Note: There’ll hopefully be a more coherent Volume 2 sequel to this post. For now, I got BIG things to do. Today: Glasss

11 Comments:

Anonymous Anonymous said...

Last word of your post - glasss. I think you meant steel subconsciously:
"all you’ll find is weird people who will lay you and steel the pants"

7:44 AM  
Blogger Mybrid said...

TFL: Story 1: ROFL!

12:55 PM  
Anonymous Anonymous said...

Story 1: You've got me worried.
Story 2: LOL! I can't even feel sorry for your "friend". Karma, ya know.

2:00 PM  
Blogger aNON said...

What the hell do we have going on here? A MUTINY?!?!

Look at you all, Kicking me while I'm down. Rattling my cage on a fragile day like this.

Anonymous:
Probably, thanks for pointing out the little details of my (messy) post ... I was hoping no one would catch all that subliminal shit I threw in there. Just checking everyone's alertness, afterall, the week is coming to an end.

TFL (round 1):
Fast learner I see, I thought you would boycott DICTIONARY.COM by now given how it all went down last week.

TFL (round 2):
Story 1 - Damn, I know I mentioned it was a BIG thing ... but you ain't gotta be so literal. Decorum please.

Story 2 - Ha! That's what he gets for not "talking" through the night until the next morning. She could have stolen ANYTHING else, but I'm thinking it was some sort of revenge for a sub-par performance.

Mybrid:
You laugh now, but I'm sure you've been around many-a-misfortunate little boys who endured this back in the day.

Southerngirl:
Story 1 - no worries, I can (sort of) breathe a sigh of relief now. We'll see what transpires.

Story 2, I'll pass on your message about Karma ... "What goes around, steals pants."


WHERE IS MELANIE??!? She gives me Hugs and Kisses and stuff like that.

5:49 PM  
Anonymous Anonymous said...

Men and pain {shaking head}

OK, I'll stand in for Melanie. Shall I kiss it and make it better? (Um-m-m, as long as it's not the circumcision thing)

And mutiny is fun. Pass the rum!

7:12 PM  
Blogger Mermaid Melanie said...

Hey hey, i never offered to kiss anything...yet!

so this procedure is definitely below the waist. Wonder if the person preforming this procedure is listed as a single on the Craigs list?

watch out for your pants....

;-)

8:07 PM  
Blogger Mermaid Melanie said...

Glass...

8:07 PM  
Blogger aNON said...

southerngirl,
You can't kiss it, but you can stroke it. Here's to MUTINY...

Melanie,
southerngirl has just brought her 'A' game. Do you wish to up the ante? Check out my Craigslist AD to find out how ;)

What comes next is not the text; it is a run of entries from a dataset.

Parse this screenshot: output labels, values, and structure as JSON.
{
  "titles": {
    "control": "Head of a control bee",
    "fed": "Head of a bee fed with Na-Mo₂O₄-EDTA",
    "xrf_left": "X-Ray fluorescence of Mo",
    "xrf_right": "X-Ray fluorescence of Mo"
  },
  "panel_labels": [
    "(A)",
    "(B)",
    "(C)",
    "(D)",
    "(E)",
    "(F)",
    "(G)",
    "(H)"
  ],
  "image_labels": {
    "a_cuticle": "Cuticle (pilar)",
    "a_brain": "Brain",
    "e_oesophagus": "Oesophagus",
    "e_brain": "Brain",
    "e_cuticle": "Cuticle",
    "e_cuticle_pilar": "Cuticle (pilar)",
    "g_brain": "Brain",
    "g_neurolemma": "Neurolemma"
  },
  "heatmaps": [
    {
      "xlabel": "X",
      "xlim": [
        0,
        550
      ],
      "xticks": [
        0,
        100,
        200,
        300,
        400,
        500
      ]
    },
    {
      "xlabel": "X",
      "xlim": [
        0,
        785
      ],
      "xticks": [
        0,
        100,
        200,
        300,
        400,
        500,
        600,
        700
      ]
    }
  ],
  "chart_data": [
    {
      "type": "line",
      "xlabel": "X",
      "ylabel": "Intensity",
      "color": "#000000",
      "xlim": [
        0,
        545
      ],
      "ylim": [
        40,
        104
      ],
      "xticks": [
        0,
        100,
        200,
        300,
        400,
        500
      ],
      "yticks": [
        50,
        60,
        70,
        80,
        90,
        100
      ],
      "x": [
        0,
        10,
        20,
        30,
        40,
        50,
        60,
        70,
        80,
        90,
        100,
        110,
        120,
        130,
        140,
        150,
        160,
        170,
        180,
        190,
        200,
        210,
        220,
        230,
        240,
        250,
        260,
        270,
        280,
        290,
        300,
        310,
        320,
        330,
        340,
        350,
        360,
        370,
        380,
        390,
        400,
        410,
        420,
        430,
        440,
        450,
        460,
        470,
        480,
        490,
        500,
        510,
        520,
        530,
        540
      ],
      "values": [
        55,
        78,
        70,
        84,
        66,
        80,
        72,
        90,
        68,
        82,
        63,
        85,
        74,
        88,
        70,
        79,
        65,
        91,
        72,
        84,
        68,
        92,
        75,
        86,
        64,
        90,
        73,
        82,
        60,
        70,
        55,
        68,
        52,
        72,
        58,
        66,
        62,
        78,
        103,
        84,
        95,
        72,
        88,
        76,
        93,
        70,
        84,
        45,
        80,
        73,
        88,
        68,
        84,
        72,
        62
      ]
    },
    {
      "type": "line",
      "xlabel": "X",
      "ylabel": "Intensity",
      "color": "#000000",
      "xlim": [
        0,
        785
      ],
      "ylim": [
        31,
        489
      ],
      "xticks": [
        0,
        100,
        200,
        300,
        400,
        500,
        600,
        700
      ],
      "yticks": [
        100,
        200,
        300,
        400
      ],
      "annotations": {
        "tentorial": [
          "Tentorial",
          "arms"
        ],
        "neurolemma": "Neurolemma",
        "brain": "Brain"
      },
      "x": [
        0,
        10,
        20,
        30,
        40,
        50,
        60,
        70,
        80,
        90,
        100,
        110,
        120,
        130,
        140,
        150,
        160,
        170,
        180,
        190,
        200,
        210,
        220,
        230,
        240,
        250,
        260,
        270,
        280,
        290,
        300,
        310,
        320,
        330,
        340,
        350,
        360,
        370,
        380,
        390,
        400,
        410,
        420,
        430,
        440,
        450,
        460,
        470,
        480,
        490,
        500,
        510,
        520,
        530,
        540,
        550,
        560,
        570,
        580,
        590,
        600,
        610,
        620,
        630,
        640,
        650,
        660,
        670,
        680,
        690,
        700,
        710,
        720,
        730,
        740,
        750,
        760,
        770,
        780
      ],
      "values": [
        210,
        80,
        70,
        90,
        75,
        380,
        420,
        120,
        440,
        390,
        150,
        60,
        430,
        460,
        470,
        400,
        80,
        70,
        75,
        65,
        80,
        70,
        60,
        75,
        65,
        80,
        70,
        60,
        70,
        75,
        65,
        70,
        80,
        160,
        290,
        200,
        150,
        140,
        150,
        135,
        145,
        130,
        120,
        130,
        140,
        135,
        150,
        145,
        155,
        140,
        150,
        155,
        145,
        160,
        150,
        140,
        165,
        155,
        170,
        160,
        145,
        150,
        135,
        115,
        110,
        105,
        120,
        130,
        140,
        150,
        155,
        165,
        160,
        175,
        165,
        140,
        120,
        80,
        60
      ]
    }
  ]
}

After THAT story, I think every guy should invest in a safe. Personally, I got some cool pants that I can't see myself parting with.

Glass is correct (again!)

8:18 PM  
Blogger aNON said...

I should mention that the "BIG thing" is somewhat related to my ego (hence it being strokable not kissable).

10:45 PM  
Blogger Mermaid Melanie said...

Yea yea RC. i can see you wanna play the girls off each other. I did read the blog about girl fights. I personally think you and southern girl are already down and delicious with each other. None of my bizanezz though.

Won't stop me from hugging you...HUG. xoxo

And once you procedure yourself, and get up from the couch, make sure he gives you a margarita flavored lollipop. It is all going to be just fine. Deep breaths. Glass.

11:56 PM  
Anonymous Anonymous said...

Melanie,

Hm-m-m, good point about his fixation with girl fights. I, myself, always champion my sisters, not beat them up.

And I never get down and delicious on a first blog. I'm not that kind of girl.